Au printemps des monstres est sans doute le meilleur livre du Goncourt que j'ai lu jusque là (c'est le 11ème que je lis de la sélection) et c'est le plus long... Enfin on a un auteur qui prend son temps pour raconter quelque chose... Qui ose digresser, donner son avis, tenter de véhiculer quelque chose chez le lecteur... On sent que le but n'était pas de rentrer dans une sorte de cahier des charges du roman qui doit pas dépasser 200 pages sinon personne ne le lira (personne ne le lira de toutes façons).

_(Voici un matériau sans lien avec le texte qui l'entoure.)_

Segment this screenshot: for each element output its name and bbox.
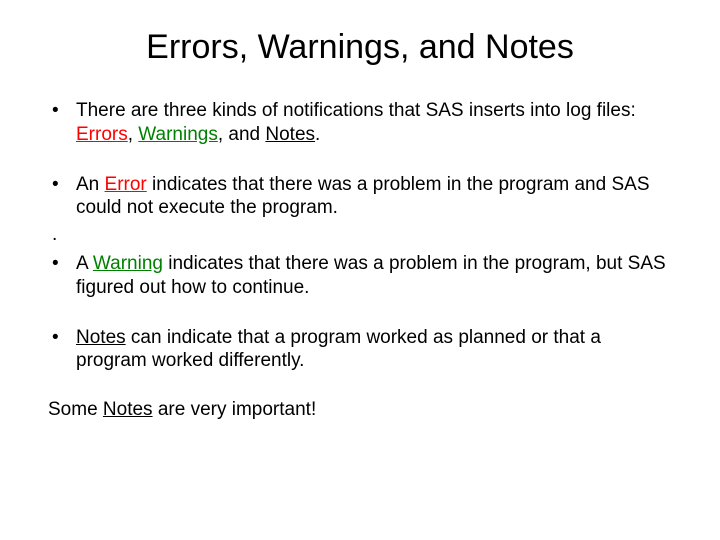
warning-word: Warning xyxy=(93,253,163,274)
notes-word: Notes xyxy=(76,327,126,348)
bullet-text-1: There are three kinds of notifications t… xyxy=(76,99,672,147)
b2-t1: An xyxy=(76,174,105,195)
bullet-item-2: • An Error indicates that there was a pr… xyxy=(48,173,672,221)
closing-line: Some Notes are very important! xyxy=(48,399,672,421)
b1-sep1: , xyxy=(128,124,139,145)
bullet-mark: • xyxy=(48,252,76,300)
bullet-mark: • xyxy=(48,326,76,374)
bullet-text-4: Notes can indicate that a program worked… xyxy=(76,326,672,374)
b3-t2: indicates that there was a problem in th… xyxy=(76,253,666,298)
bullet-item-1: • There are three kinds of notifications… xyxy=(48,99,672,147)
b3-t1: A xyxy=(76,253,93,274)
page-title: Errors, Warnings, and Notes xyxy=(48,28,672,67)
b1-t1: There are three kinds of notifications t… xyxy=(76,100,636,121)
error-word: Error xyxy=(105,174,147,195)
bullet-text-3: A Warning indicates that there was a pro… xyxy=(76,252,672,300)
bullet-mark: • xyxy=(48,173,76,221)
closing-t1: Some xyxy=(48,399,103,420)
bullet-item-3: • A Warning indicates that there was a p… xyxy=(48,252,672,300)
b2-t2: indicates that there was a problem in th… xyxy=(76,174,650,219)
b4-t1: can indicate that a program worked as pl… xyxy=(76,327,601,372)
closing-t2: are very important! xyxy=(153,399,317,420)
bullet-mark: • xyxy=(48,99,76,147)
warnings-word: Warnings xyxy=(138,124,218,145)
notes-word: Notes xyxy=(103,399,153,420)
bullet-item-4: • Notes can indicate that a program work… xyxy=(48,326,672,374)
errors-word: Errors xyxy=(76,124,128,145)
notes-word: Notes xyxy=(265,124,315,145)
bullet-text-2: An Error indicates that there was a prob… xyxy=(76,173,672,221)
b1-sep2: , and xyxy=(218,124,266,145)
stray-dot: . xyxy=(48,224,672,246)
b1-end: . xyxy=(315,124,320,145)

Bref, ce bouquin retrace une histoire vraie, visiblement, une enquête sur un gamin mort en 1964 et retrouvé dans une forêt. Bon déjà rien que l'idée est salvatrice dans une sélection du Goncourt aussi morne... un polar... Enfin pas vraiment, mais un peu quand même. Disons qu'il va raconter donc l'enquête, l'arrestation du suspect, sa condamnation et surtout pourquoi est-ce qu'il n'a sans doute pas pu commettre ce crime. Il y a tout dans cette affaire, du glauque, du mystère, des erreurs judiciaires, des personnages louches qui cachent plein de trucs. C'est parfait.
Alors parfait... parfait... il y a quelques défauts, parfois l'auteur s'adresse directement au lecteur et ça peut plus ou moins bien marcher en fonction de ce qu'il raconte (j'avoue avoir levé les yeux au ciel lorsqu'il nous prend pour des attardés en nous réexpliquant le principe du fusil de Tchekhov). Et puis c'est long... surtout vers la fin...
Mais mine de rien il arrive toujours à nous raccrocher son histoire, parce qu'on est comme lui on veut savoir ce qu'en pensait tel ou tel acteur de l'intrigue, on veut explorer les contradictions...
Et j'avoue que je ne sais rien de la véritable affaire, mais l'auteur a réussi à me balader, à me faire épouser ses thèses lorsqu'il le voulait... et c'est plaisant... sans doute ai-je été manipulé par le roman... mais n'est-ce pas là tout le plaisir ?
Et puis l'auteur arrive à être assez juste lorsqu'il parle de Lucien Léger, appelé l'étrangleur, notamment à la fin de la première partie, lorsqu'il dit que c'était le plus ancien détenu en France, qu'il a passé 41 ans en prison et il montre finalement l'inhumanité de cette peine et de sa longueur (surtout que lui est persuadé qu'il n'a pas commis le crime dont il est accusé).
Si j'avoue avoir été sans doute moins concerné par le roman sur la fin, clairement il surnage dans la sélection du Goncourt.